On 25/06/2025 16:53, Julien Grall wrote:

>Hi Jahan,

>>>> +    dsb(sy);
>>> Any clue why Linux (mainline) does not do that?

> One process remark, we typically comment inline rather than pasting a quote 
> and replying at the top of the e-mail.

 Thanks for the style note - I'll follow the inline commenting convention 
moving forward.

>> The implementation writel() which contains an implicit dsb(st) which likely 
>> sufficient for Linux for its Stage-1 IOMMU usage where CPU and IOMMU 
>> interactions are coherent.
>> However, Xen uses the IPMMU as a Stage-2 IOMMU for non-coherent DMA 
>> operations (such as PCIe passthrough), requiring the stronger dsb(sy) to 
>> ensure writes fully propagate to the IPMMU >>hardware before continuing.
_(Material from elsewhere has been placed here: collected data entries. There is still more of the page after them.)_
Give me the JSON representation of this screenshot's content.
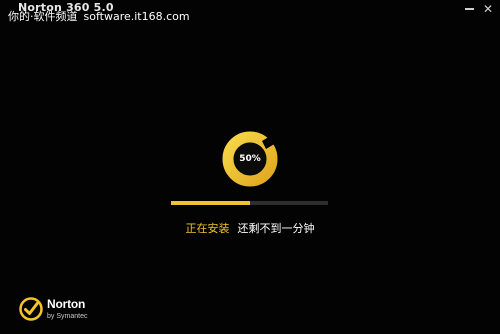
{
  "window": {
    "title": "Norton 360 5.0",
    "minimize_icon": "minimize-icon",
    "close_icon": "close-icon",
    "close_glyph": "✕"
  },
  "watermark": {
    "text": "你的·软件频道",
    "site": "software.it168.com"
  },
  "installer": {
    "progress_percent": 50,
    "progress_label": "50%",
    "status": "正在安装",
    "remaining": "还剩不到一分钟",
    "icon": "progress-ring-icon"
  },
  "branding": {
    "name": "Norton",
    "sub": "by Symantec",
    "icon": "norton-check-logo-icon"
  },
  "colors": {
    "accent": "#f5c42a",
    "ring_light": "#f7cf3a",
    "ring_dark": "#d79a1a",
    "background": "#030303",
    "track": "#2e2e2e"
  }
}
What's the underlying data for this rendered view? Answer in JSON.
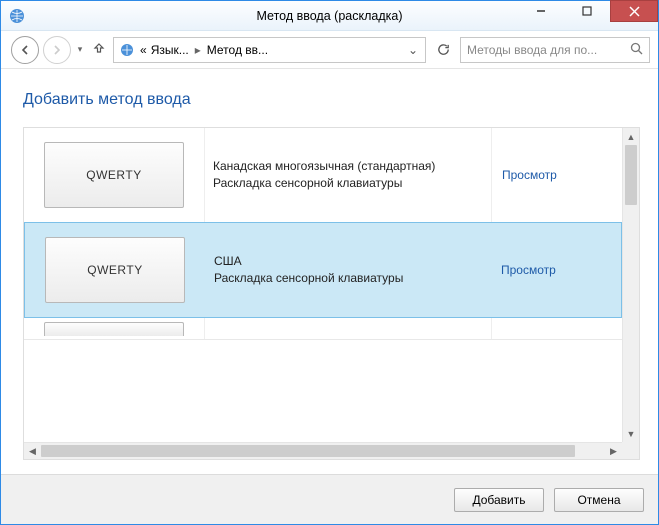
{
  "window": {
    "title": "Метод ввода (раскладка)"
  },
  "breadcrumb": {
    "prefix": "«",
    "item1": "Язык...",
    "item2": "Метод вв..."
  },
  "search": {
    "placeholder": "Методы ввода для по..."
  },
  "page": {
    "title": "Добавить метод ввода"
  },
  "rows": [
    {
      "thumb": "QWERTY",
      "name": "Канадская многоязычная (стандартная)",
      "sub": "Раскладка сенсорной клавиатуры",
      "preview": "Просмотр",
      "selected": false
    },
    {
      "thumb": "QWERTY",
      "name": "США",
      "sub": "Раскладка сенсорной клавиатуры",
      "preview": "Просмотр",
      "selected": true
    }
  ],
  "buttons": {
    "add": "Добавить",
    "cancel": "Отмена"
  }
}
> I don't follow. Are you saying the IPMMU driver in Linux doesn't non-coherent 
> DMA operations?

Let me clarify my understanding:  In native Linux, the IOMMU works at stage-1 
(VA -> PA) and typically assumes coherency between CPU and IOMMU. The implicit 
dsb(st) in writel() is enough there. But in Xen, we use this as stage-2 (GPA -> 
HPA) for cases like PCI passthrough where devices might be non-coherent. We 
might need stronger barrier dsb(sy) in xen because: 1) We can't assume the TLB 
walker is coherent for stage -2 and we must also prevent(minimise) any DMA 
operations during TLB invalidation( observed some IPMMU hardware limitations in 
the documentation) .

> But even if that's the case, I still don't see why non-coherent DMA would 
> matter. From my understanding, here we want to make sure the TLB walker sees 
> the change before the flush.
> So if the TLB walker is coherent with the rest of the system. Then it would 
> be similar to the CPU TLBs where we only need a "dsb st" (well we use "nshst" 
> because the TLB is in non-shareable domain).
> If the walker is not coherent, then that's a different topic.
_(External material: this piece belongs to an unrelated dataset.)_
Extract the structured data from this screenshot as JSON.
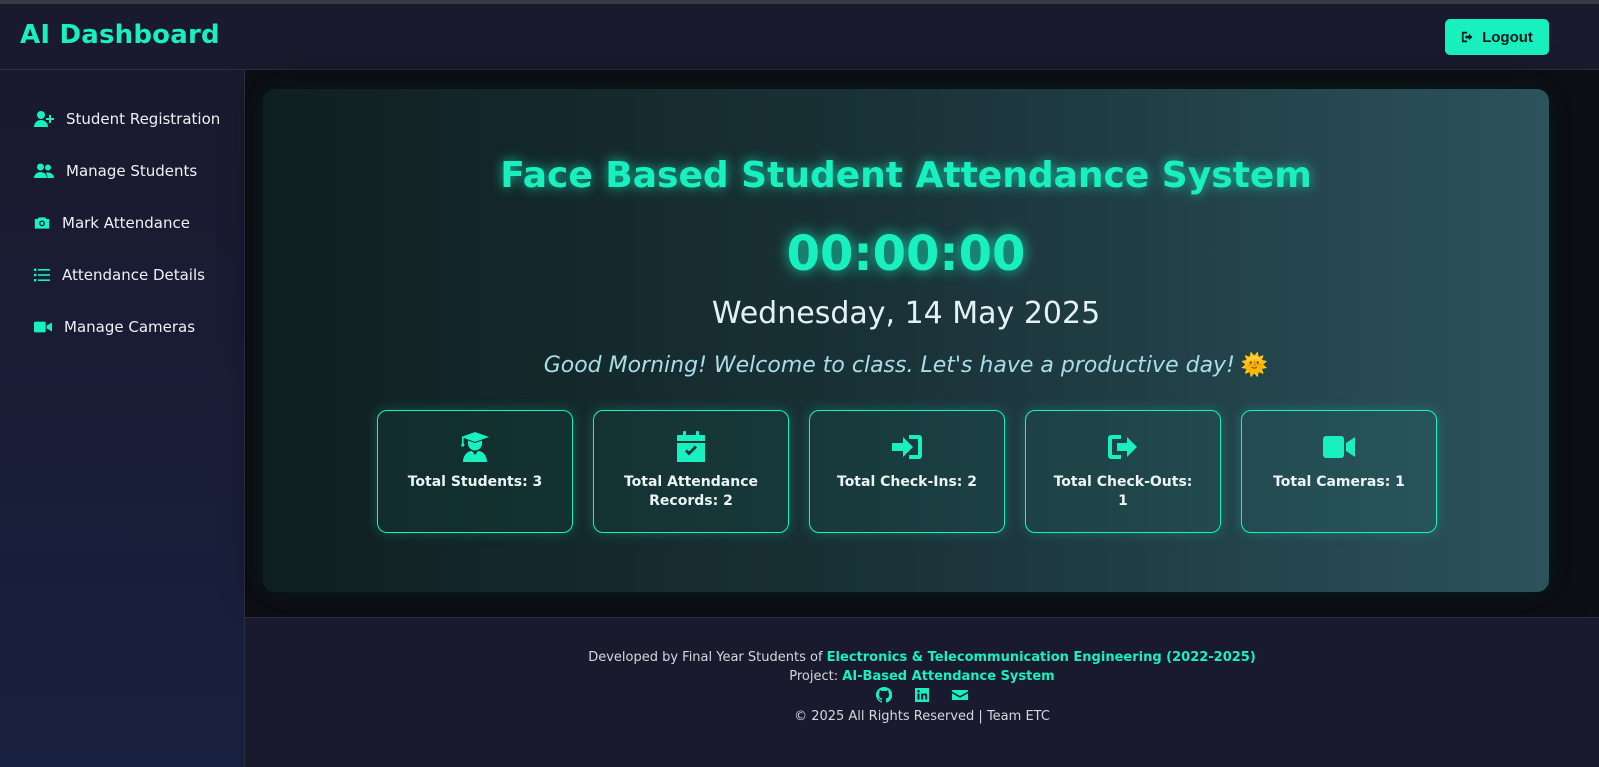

You're correct that dsb(st) would suffice in an ideal coherent system. However, 
with PCI passthrough we must handle non-coherent devices. While dsb(st) ensures 
writes complete, dsb(sy) provides the stronger system-wide visibility we need - 
guaranteeing all components (including non-coherent devices) see the changes 
before proceeding.

> Anyway, I am not against using "dsb(sy)". It is stronger than necessary but 
> also probably not a massive deal in the TLB flush path.

Thank you. I agree the performance impact is negligible in the flush path, and 
it's better to be safe when dealing with passthrough devices in xen.